After working around the random reboot issue with kernel 3.14.19-ti-r28 by compiling the kernel without watchdog support (details here), I ran into a different issue on my BBB (rev. A5C) today. From what I can tell, during my overnight backup last night, the SD card somehow locked up (with user led1 permanently lit) and any process that had tried to access the SD card was locked up as well.
Trying to kill any of the hung processes with “sudo kill pid” wouldn’t work in most cases and only resulted in an unkillable process, because after I did that, “sudo kill -9 pid” would be useless as well. So I killed most of the processes with kill -9, but I still ended up with a bunch completely hosed.
The SD access was completely busted so not even a simple ls command worked anymore. That would just hang as well and I’d have to kill -9 it.
The rest of the BBB was working just fine, as long as I didn’t access the SD. The CPU was pretty much idle, except for postgresql process that tried to access the database that is also on the SD, but obviously couldn’t anymore.
I also discovered that my eMMC (from which I boot my Debian 7 while the SD card is used for storage), was almost out of space. That was mostly due to me installing a number of kernel versions over the last couple of days, which contributed to a shortage in space. Note that my tmp and log folder are on a USB drive and thus the system eMMC wasn’t completely filled up and was still working.
While I initially thought the low available memory to be the cause of the problem, and I certainly wish for that to be the answer, I fear it might be happening again.

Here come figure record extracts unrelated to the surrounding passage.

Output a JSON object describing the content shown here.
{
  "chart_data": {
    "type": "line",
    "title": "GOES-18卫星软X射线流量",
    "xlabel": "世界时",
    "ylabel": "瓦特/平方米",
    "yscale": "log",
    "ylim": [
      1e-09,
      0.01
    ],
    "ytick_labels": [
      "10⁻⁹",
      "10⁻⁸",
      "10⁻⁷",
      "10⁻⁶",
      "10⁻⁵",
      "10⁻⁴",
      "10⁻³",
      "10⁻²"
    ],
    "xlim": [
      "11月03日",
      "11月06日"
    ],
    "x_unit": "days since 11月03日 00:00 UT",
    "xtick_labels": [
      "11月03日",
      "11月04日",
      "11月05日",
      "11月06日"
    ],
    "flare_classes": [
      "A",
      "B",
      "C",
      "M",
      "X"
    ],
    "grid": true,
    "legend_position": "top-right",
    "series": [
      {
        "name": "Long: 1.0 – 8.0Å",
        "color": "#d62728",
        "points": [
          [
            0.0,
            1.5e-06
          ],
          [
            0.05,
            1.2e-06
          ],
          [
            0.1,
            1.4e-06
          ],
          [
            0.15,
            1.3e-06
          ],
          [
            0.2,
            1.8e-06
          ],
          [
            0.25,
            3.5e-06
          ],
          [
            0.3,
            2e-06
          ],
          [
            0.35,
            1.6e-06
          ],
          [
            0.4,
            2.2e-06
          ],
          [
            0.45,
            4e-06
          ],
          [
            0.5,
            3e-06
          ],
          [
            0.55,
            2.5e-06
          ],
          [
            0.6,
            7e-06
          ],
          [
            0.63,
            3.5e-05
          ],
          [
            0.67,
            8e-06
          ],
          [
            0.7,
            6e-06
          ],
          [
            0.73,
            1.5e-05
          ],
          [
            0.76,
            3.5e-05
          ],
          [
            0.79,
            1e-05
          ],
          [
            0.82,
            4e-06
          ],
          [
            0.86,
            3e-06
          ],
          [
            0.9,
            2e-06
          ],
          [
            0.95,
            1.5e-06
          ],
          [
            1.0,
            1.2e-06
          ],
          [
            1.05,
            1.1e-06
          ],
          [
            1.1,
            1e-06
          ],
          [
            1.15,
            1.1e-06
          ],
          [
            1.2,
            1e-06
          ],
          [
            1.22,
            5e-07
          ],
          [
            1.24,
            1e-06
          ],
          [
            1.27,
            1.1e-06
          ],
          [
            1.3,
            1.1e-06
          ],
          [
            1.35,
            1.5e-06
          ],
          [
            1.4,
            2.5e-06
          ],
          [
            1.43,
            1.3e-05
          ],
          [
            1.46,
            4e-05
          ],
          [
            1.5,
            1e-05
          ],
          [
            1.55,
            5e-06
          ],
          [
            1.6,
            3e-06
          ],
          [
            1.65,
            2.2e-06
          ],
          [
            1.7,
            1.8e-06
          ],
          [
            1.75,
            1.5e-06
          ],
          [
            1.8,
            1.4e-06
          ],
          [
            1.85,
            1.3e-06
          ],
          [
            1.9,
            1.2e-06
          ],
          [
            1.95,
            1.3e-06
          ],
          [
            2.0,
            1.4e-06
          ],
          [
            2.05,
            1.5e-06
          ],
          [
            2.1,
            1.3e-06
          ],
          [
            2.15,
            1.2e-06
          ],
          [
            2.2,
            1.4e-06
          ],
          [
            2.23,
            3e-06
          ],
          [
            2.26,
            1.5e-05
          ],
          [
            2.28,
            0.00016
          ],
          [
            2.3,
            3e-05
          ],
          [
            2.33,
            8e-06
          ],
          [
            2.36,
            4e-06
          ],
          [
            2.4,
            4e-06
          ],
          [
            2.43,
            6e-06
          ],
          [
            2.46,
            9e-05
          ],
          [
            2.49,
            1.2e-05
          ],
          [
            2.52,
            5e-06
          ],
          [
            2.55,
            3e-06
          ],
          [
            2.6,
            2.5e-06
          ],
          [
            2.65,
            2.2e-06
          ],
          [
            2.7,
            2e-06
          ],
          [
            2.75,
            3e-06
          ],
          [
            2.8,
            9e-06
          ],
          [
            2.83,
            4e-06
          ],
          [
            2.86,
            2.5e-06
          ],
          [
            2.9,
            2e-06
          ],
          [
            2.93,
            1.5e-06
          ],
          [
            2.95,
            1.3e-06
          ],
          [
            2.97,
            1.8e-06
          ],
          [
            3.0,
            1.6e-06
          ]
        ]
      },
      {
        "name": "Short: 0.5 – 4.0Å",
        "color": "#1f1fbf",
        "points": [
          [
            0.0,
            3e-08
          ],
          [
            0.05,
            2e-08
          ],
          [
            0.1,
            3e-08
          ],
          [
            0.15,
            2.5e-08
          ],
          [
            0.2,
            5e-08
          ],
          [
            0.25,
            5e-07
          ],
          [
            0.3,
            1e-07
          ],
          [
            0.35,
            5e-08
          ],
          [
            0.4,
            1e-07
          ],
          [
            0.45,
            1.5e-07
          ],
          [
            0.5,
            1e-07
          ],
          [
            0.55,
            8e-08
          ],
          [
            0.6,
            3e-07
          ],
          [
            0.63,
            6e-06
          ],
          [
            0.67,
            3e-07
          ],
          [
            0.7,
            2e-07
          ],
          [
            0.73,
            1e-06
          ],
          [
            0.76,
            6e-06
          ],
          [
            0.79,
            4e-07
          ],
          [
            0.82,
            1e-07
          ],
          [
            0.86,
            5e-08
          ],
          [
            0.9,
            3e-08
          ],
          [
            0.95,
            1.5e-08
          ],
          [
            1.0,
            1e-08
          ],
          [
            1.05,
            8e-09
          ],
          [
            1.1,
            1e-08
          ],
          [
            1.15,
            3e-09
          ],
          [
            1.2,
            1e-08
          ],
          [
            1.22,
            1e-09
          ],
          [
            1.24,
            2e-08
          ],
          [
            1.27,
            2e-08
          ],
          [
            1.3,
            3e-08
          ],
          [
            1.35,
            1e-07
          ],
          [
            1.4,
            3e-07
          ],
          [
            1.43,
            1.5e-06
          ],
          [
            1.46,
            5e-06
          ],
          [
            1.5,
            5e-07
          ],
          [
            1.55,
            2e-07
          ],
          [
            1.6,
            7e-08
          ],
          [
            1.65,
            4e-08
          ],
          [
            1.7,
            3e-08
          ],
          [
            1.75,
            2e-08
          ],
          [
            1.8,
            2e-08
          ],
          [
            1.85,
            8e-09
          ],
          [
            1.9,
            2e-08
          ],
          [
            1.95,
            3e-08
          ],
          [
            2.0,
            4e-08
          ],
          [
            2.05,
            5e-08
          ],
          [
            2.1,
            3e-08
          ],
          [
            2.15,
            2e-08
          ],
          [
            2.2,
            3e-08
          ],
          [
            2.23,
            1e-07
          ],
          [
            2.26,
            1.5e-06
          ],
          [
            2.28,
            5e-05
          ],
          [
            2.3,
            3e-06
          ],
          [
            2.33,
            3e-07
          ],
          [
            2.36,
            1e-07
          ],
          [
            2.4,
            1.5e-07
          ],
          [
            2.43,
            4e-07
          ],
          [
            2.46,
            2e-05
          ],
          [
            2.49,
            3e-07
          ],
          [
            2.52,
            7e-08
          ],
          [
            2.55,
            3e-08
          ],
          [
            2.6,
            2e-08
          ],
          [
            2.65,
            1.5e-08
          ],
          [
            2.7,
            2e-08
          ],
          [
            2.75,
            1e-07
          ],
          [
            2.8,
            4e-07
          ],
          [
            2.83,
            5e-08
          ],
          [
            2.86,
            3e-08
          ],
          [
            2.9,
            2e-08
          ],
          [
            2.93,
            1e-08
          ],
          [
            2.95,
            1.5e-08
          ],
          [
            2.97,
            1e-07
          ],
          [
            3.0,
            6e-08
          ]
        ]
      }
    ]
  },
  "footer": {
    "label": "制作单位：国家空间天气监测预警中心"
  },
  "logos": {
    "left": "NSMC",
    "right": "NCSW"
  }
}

I do have netconsole logging running and of course, nothing was in the log.
The SD card I use is a SanDisk Ultra 32GB Micro SDHC.
So I’m wondering if you have any suggestions on what I can do to gather more information on the issue, should it arise again? Would I be able to do some sort of process dump, e.g. of the process handling the SD card? If so, could anyone point me to information on how that is done and what process I would have to run it on? I kind of guess that it might be the mmcqd/0 process? That’s one I’ve seen causing an issue on the 3.8.13 kernel where it randomly froze up and I do recall that on these occasions, the usr LED1 also was always lit. My report of that issue (and the kernel panic details) can be found here.
I appreciate any pointers and assistance you can offer.